Aslında 27 Mayısçı kopuk takımının yıkdığı düzen de pek matah birşey değildi. Ama en azından kendi tabii rayında ağır aksak da olsa bir sonraki istasyona doğru yol alıyordu.
Türkiye hâlen işte bundan 54 sene evvel geçirdiği sarsıntının molozlarını kaldırıp yıkılan ve hasar gören duvarlarını onarmakla meşgûl.
Diyebilirsiniz ki, 54 yıl süren onarım mı olurmuş?
Eğer olamaz ise daha hâlâ adam gibi bir anayasa bile yapamamış, yapmak şöyle dursun daha YAZAMAMIŞ olmamızı neye bağlıyorsunuz?
Dünyâda, niyetlenip de 54 sene bir anayasa metni kaleme almayı bile becerememiş başka millet var mı? Var da ben mi bilmiyorum?

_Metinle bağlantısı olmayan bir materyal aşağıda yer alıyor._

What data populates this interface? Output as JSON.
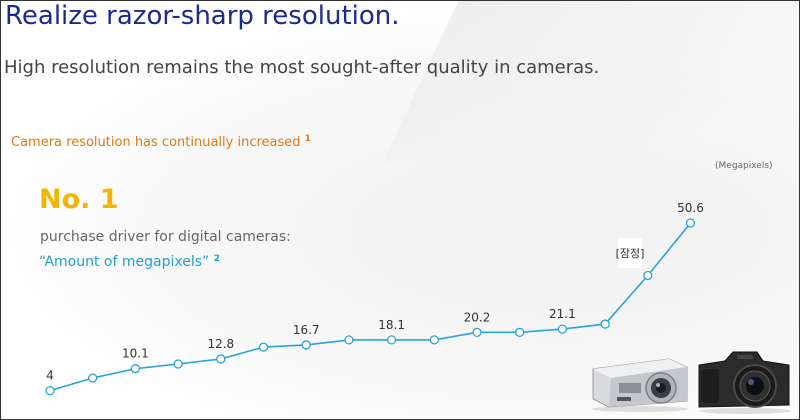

Şâyet Türkiye o 27 Mayıs rezâletine mâruz kalmamış olsaydı tabiatıyla ne onun devâmı olan alenî ve üstü kapalı diğer kazan kaldırmalara dûçâr olacak ne de bir başbakanı ve iki bakanını kalleşçe katletmek zilletiyle lekelenecekdi.
Yeni ve düzgün bir anayasa ile onun gerektirdiği ek hukuksal düzenlemelere ise yine çokdan kavuşmuş olacakdık.
O bakımdan normal bir çoğulcu demokratik düzende ekonomimiz de şimdikine nazaran adamakıllı daha ileri bir düzeyde olacağından şimdi bizleri bunaltan bir alay pestenkerânî konular yerine gerçek konular üzerinde kafa yoruyor olacakdık.
Belki bermûtâd yine farkında olmayabiliriz ama o konulardan biri pek yakında kapımızı ha çaldı ha çalacak!
Irak konusundan bahsediyor ve bununla da kalmayarak bir Irak ve Sûriye meselemiz bulunduğu husûsuna dikkati çekmek istiyorum.
Rahmetli Turgut Özal demişdi ki “Irak Kürdistanı ve KKTC ile bir federasyonu gidebiliriz.”
Zâten bu ve buna benzer daha bir iki cümlesi yüzünden “katli vâcib oldu” sanıyorum.
İnsan hayâtı da tıpkı döviz kurlarına benzer. Bâzı ülkelerde pahalı bâzılarında ucuzdur.
Ama Rahmetli’nin o günler söylediğini bugün hafif tedrtib aktüalize etmek lâzım:
Sâdece Irak Kürdistanı ve KKTC ile değil bütün Kıbrıs ve Sûriye Kürdistanı ile de bir federasyona gidebiliriz.
Bunu isteyen istediği şekilde değerlendirebilir.
Ancak kimse şunu unutmasın ki böyle bir mecbûriyet hissetmek Türkiye için fevkalâde ağır mükellefiyetler ve mâlî yükler getirecek bir “görev” olur.
Öte yandan ülkemizin târihî sorumlulukları bizlere böyle bir görevden yan çizmek imkânını da pek bahşetmiyor.
Haydi, bir anekdotla tatlıya bağlayalım:
Bir toplantıda herkes neş’eli bir tarzda gülüp oynaşıp şakalaşırken Balzac çok düşünceli ve somurtkan bir havayla bir kenarda oturup duruyormuş.
Geceyarısına doğru, eğlencenin artık iyice kıvâmını bulduğu bir an yerinden fırlayarak dansedip fingirdeşenlere seslenmiş:
“Gerçeğe dönelim lütfen! Eugénie Grandet kiminle evlenecek?”
LÂNET: Kedisine saatlerce işkence edip üstelik cançekişmesini de videoya kaydederek sağa sola göstermek alçaklığına tevessül eden CAN AKSOY adlı nâmussuzu, bu şerefsizi ve bu vicdansızı lânetliyorum! Allah belâsını versin!